Wherever they determine, Inga stresses, they must assess the logistics with the customer experience in the same breath.

“[Retailers should measure] what the customer experience of the logistics choices they've made is. Just saving costs can leave you in a very precarious position in terms of customer experience. And on the other hand, you may be investing a lot in logistics to create a very high-end customer experience that isn't actually required.”

When retailers can successfully balance both, and align their logistics decisions to what their customers value, delivery stops being a cost to manage and starts becoming a differentiator. The retailers who treat delivery as a customer experience will unlock advantages that pure cost-cutting won’t.

The (growing) cost of getting it wrong

The stakes have never been higher. Poor delivery isn't just a minor inconvenience - it's a customer retention and acquisition crisis in disguise.

Two-thirds of Australian shoppers won't return to a brand after a poor delivery experience.

Meanwhile, customer acquisition costs continue to climb. Google search ad spend is increasing, and many retailers hurt their conversions by failing to provide accurate delivery estimates.

Retailers aren’t losing customers because they didn’t offer next-day delivery, they’re losing them by offering vague ‘five to seven business day’ windows, rather than precise estimates like ‘expected Friday, 19 December’.

“Using historical delivery performance data, we can tell people when an order is really going to arrive versus relying on a static range from a carrier,” Inga says.

“We believe that giving that real-time delivery estimate at the point of purchase decision for a merchant will actually increase their conversion. Retailers are realising how important making and meeting that promise is.”

There's another shift underway that makes delivery experience even more critical.
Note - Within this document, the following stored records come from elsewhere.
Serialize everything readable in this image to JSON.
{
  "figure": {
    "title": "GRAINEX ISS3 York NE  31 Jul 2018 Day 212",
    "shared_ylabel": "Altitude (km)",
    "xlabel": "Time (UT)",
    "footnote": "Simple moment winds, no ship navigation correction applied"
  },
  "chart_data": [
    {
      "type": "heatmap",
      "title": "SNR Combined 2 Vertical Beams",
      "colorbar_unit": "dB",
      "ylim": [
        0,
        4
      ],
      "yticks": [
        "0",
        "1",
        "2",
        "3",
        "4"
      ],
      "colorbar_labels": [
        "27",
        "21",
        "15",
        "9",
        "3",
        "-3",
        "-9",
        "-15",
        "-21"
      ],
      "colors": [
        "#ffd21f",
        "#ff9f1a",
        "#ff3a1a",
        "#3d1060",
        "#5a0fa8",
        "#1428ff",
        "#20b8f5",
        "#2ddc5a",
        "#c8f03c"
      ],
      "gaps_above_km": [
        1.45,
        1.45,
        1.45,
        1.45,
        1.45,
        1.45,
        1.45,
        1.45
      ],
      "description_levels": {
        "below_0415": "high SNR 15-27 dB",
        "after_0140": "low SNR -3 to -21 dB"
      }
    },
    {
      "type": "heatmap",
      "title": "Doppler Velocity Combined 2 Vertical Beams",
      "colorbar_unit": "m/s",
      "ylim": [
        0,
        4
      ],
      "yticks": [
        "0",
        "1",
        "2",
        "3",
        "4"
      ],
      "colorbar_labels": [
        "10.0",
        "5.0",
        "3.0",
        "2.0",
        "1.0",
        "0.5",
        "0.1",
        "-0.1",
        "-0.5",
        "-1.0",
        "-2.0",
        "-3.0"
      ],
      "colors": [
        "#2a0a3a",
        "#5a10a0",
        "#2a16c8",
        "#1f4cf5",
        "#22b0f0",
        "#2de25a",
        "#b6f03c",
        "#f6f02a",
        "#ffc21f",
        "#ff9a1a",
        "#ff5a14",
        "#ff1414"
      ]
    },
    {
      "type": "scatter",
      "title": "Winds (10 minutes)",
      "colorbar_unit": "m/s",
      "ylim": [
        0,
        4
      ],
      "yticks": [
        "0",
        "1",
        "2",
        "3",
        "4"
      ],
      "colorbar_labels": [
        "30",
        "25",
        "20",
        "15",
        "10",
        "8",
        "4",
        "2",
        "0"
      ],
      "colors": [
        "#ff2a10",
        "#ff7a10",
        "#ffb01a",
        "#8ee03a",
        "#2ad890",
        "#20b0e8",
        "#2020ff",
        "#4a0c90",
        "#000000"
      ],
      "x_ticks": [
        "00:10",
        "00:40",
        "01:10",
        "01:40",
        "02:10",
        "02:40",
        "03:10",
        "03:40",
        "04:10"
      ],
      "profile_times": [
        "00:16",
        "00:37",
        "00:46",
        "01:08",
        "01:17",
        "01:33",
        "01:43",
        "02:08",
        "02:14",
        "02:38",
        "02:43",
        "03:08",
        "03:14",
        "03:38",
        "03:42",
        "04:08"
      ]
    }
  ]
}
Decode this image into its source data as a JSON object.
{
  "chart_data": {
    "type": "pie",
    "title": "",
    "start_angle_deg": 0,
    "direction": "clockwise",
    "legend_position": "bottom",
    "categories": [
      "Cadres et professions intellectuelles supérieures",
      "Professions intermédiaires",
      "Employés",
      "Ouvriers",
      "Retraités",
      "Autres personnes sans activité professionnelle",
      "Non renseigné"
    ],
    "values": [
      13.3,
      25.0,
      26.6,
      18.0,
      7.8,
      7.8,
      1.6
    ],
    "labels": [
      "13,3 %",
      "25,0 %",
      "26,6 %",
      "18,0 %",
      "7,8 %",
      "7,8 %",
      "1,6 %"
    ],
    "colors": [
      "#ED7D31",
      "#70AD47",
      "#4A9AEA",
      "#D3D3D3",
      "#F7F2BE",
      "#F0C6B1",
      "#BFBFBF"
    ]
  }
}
Increasingly, tens of millions of consumers are using AI to discover brands.

AI platforms analyse customer sentiment, reviews, and social media mentions, before making recommendations to customers. That means your delivery reputation - scattered across Reddit threads, Google reviews, and social media posts - becomes part of the data that AI uses to decide whether to recommend your brand.

Great delivery experiences generate positive sentiment that feeds into AI recommendations. Poor experiences create negative sentiment that gets algorithmically amplified.

The gap between winners and losers accelerates.

The best path isn’t always fastest, it’s smartest

For some retailers, fast delivery is paramount - but it shouldn’t be the default.

This isn't about abandoning speed or service quality. It's about strategic precision and investing in delivery experiences that your customers want, not just following the leader because it worked for them.

“I think it's important for retailers to decide what they're going to be and what their unique proposition is. Otherwise, you are just chasing. Try and think of a joined-up, end-to-end customer experience. Your procurement team, your ecommerce team, your supply and logistics teams shouldn't operate in silos.”

Inga Latham, Chief Product and Customer Officer, Shippit

Threading together these connecting systems, data, decisions, and departments into a coherent customer experience is exactly what AI makes possible at scale.

The choice facing Australian retailers is whether to compete by copying Amazon’s playbook or compete by building something tailored to your customers, capabilities, and product.